Por Abril Peña
Cada 16 de abril se conmemora el Día Mundial contra la Esclavitud Inmaduro, una término incómoda. Incómoda porque revela una verdad colosal: hoy, en pleno siglo XXI, millones de niños y niñas siguen siendo esclavos. No en teoría, no en libros de historia, no en películas de época. En la existencia. En fábricas clandestinas, en minas, en campos agrícolas, en conflictos armados, en redes de proxenetismo. En nuestros países. En nuestras calles.
Se estima que más de 160 millones de niños trabajan actualmente, y al menos uno de cada diez lo hace en condiciones peligrosas, abusivas o forzadas. Algunos son vendidos por sus propias familias, otros engañados con falsas promesas, y muchos simplemente nacen en entornos donde la pobreza los convierte en mercancía. Esta esclavitud no siempre lleva hierros. A veces lleva uniforme escolar, pero sin escuela. Lleva nombre, pero no identidad lícito. Palabra todos los idiomas del planeta, y sin requisa no tiene voz.
En República Dominicana, el rostro de la esclavitud de niño es aún más cruel: la explotación sexual de menores. Decenas de niñas y niños, especialmente en zonas turísticas, son captados por redes que operan en silencio, protegidas por la impunidad, la desigualdad y un sistema que les defecto desde el primer día, condenándolos a la pobreza. Un sistema que no previene, que no educa, que no protege.
Aunque los esfuerzos institucionales han corto la prevalencia —pasando de un 10% en 2014 a un 2.2% en 2022, según datos de International Justice Mission—, todavía hoy, 1 de cada 45 personas que ejerce comercio sexual en el país es beocio de momento.
La guarismo es beocio que antaño, sí.
Pero sigue siendo una vergüenza doméstico.
Un peque explotado no es estadística: es una infancia rota.
Y mientras existan niñas y niños usados como mercancía, ningún logro será suficiente.
Mientras el mundo firma tratados y publica informes, el sistema financiero universal sigue beneficiándose del trabajo de niño, y los países periféricos pagan el precio más parada. Marcas famosas, grandes consorcios, cadenas de distribución que prometen responsabilidad social, pero que muchas veces esconden, detrás de sus productos, jornadas de 14 horas de un peque sin infancia.
Y la pregunta que duele es simple:
¿Cuántos de esos niños están produciendo lo que consumimos a diario?

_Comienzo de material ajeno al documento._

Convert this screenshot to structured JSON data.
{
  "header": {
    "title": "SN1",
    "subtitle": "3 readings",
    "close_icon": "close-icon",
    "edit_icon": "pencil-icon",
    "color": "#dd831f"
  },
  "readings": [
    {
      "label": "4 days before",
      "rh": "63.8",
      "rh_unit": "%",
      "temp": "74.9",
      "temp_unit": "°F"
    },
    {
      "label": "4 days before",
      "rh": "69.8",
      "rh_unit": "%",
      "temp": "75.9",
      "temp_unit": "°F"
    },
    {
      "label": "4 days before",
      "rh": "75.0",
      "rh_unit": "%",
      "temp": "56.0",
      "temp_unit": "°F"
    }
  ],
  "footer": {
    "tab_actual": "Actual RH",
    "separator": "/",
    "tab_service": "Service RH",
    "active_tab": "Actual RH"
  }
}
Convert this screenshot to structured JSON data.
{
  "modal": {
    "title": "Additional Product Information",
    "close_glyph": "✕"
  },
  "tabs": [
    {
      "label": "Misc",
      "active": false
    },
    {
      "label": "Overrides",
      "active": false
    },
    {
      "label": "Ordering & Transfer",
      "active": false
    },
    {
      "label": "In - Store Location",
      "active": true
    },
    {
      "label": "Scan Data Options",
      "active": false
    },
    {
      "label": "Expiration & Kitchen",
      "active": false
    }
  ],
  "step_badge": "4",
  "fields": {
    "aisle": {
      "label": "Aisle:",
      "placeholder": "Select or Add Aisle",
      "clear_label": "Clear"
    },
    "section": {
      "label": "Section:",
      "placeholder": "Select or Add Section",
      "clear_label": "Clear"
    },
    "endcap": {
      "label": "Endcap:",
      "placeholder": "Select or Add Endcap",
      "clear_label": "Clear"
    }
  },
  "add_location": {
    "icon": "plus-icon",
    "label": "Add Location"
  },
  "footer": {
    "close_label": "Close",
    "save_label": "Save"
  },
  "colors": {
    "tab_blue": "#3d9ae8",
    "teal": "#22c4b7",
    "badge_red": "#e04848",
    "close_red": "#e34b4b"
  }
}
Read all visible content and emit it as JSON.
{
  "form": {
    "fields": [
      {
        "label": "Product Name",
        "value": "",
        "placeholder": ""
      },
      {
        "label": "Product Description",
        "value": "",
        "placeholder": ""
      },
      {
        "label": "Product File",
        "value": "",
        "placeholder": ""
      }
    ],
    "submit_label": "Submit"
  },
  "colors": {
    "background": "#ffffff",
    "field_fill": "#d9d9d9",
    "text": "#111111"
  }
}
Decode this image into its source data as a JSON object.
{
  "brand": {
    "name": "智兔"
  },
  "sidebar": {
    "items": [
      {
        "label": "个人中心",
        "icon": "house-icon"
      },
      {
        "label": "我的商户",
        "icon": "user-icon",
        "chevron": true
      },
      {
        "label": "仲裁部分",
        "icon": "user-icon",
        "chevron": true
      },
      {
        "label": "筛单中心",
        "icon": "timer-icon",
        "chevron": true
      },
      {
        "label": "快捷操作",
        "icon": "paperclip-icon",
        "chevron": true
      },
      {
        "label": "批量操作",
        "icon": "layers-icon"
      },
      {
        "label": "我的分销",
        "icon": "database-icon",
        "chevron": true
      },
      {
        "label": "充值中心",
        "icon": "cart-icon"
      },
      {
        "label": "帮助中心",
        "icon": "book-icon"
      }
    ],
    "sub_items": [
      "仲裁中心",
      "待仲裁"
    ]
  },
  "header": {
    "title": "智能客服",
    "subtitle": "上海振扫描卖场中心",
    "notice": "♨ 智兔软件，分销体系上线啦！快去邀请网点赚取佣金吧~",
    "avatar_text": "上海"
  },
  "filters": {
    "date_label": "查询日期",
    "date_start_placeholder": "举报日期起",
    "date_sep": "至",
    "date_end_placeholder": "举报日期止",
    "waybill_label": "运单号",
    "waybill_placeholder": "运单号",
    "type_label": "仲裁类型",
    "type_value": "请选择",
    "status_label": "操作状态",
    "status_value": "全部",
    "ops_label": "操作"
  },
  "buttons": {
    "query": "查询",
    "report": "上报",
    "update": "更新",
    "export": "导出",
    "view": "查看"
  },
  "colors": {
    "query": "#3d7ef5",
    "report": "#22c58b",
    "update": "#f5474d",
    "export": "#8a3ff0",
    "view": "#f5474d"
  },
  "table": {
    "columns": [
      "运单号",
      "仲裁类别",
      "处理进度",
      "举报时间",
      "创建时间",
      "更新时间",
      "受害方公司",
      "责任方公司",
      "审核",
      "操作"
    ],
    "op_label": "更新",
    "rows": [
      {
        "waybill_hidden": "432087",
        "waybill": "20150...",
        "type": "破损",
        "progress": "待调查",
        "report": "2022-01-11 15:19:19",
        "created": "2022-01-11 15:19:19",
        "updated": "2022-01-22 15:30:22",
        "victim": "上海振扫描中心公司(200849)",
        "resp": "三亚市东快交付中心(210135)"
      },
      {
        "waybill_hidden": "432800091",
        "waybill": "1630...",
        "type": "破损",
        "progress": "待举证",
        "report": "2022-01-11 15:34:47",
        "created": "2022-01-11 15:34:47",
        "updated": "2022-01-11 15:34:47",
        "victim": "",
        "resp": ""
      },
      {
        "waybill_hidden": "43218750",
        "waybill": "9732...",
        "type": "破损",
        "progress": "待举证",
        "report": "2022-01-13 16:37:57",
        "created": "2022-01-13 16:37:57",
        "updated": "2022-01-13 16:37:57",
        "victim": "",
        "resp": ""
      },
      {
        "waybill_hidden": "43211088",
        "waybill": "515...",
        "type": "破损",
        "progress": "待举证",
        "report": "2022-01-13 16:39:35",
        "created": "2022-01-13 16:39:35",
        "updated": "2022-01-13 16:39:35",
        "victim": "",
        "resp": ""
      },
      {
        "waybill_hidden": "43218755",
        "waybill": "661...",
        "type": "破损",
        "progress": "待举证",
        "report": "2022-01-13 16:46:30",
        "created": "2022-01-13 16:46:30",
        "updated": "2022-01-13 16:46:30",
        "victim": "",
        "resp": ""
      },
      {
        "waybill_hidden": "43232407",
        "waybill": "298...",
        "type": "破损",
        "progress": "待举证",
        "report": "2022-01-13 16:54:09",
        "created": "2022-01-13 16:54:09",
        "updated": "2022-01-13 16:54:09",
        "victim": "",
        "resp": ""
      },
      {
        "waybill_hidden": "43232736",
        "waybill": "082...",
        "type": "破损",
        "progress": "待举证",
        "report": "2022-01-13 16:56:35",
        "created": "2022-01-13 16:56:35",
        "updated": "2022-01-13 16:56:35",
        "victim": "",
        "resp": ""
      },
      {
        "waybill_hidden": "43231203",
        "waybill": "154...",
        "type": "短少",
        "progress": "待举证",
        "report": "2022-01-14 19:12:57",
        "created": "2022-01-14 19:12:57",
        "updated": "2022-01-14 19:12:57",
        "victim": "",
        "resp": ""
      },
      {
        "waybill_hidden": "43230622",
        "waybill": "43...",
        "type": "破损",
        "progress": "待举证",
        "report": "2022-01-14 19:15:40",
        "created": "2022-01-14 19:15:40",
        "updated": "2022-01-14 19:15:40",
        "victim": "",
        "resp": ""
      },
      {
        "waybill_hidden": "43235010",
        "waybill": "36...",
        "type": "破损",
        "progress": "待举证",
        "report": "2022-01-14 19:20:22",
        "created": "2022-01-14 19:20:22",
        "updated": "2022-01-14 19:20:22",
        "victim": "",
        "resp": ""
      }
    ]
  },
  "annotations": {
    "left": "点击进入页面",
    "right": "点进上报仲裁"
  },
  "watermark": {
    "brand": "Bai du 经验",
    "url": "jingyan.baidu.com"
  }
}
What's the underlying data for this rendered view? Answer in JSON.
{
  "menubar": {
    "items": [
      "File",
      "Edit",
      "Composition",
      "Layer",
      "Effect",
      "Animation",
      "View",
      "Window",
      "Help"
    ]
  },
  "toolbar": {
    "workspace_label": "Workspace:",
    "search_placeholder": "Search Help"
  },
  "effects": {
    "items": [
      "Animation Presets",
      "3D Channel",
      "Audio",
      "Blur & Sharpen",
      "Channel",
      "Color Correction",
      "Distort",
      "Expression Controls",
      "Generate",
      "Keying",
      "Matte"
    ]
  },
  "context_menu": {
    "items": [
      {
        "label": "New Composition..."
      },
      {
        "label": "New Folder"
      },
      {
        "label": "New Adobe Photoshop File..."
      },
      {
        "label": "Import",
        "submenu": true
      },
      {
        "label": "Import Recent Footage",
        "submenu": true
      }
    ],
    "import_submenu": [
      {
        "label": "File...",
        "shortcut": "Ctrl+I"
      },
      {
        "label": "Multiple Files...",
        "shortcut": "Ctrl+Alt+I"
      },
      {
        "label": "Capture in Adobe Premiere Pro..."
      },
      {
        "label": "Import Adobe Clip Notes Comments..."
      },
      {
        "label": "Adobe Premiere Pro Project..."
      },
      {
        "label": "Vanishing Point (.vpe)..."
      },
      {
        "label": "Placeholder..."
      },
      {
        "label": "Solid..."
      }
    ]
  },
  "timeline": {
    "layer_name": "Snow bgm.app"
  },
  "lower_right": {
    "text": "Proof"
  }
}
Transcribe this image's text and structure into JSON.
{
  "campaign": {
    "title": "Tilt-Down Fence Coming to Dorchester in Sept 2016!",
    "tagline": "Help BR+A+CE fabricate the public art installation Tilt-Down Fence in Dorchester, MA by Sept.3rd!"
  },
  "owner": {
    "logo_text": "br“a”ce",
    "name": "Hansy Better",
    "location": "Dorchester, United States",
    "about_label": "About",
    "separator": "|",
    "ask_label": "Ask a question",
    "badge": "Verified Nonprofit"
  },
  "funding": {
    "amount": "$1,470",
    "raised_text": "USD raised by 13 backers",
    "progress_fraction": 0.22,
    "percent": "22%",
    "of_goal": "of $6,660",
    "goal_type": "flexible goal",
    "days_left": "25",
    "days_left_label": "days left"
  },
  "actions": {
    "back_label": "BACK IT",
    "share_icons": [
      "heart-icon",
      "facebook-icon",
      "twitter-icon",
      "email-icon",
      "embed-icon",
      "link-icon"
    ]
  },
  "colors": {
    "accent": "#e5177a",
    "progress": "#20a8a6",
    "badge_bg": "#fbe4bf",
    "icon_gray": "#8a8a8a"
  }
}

¿Y cuántos adultos, instituciones, gobiernos y empresas están mirando cerca de otro costado?
Porque la esclavitud de niño no persiste solo por la pobreza. Persiste porque es rentable. Porque el trabajo de niño abarata costos, aumenta ganancias y rara vez tiene consecuencias legales. Persiste igualmente por omisión, por indiferencia, por ese silencio que, en muchos casos, equivale a complicidad.
El Día Mundial contra la Esclavitud Inmaduro no es una hecho más. Es una interpelación directa. Es una señal que suena todos los días en los países más pobres… y igualmente en los más ricos.
Porque ningún país es verdaderamente soberano si sus niños aún viven encadenados.
Y ninguna humanidad será digna hasta que todos sus niños sean, por fin, libres.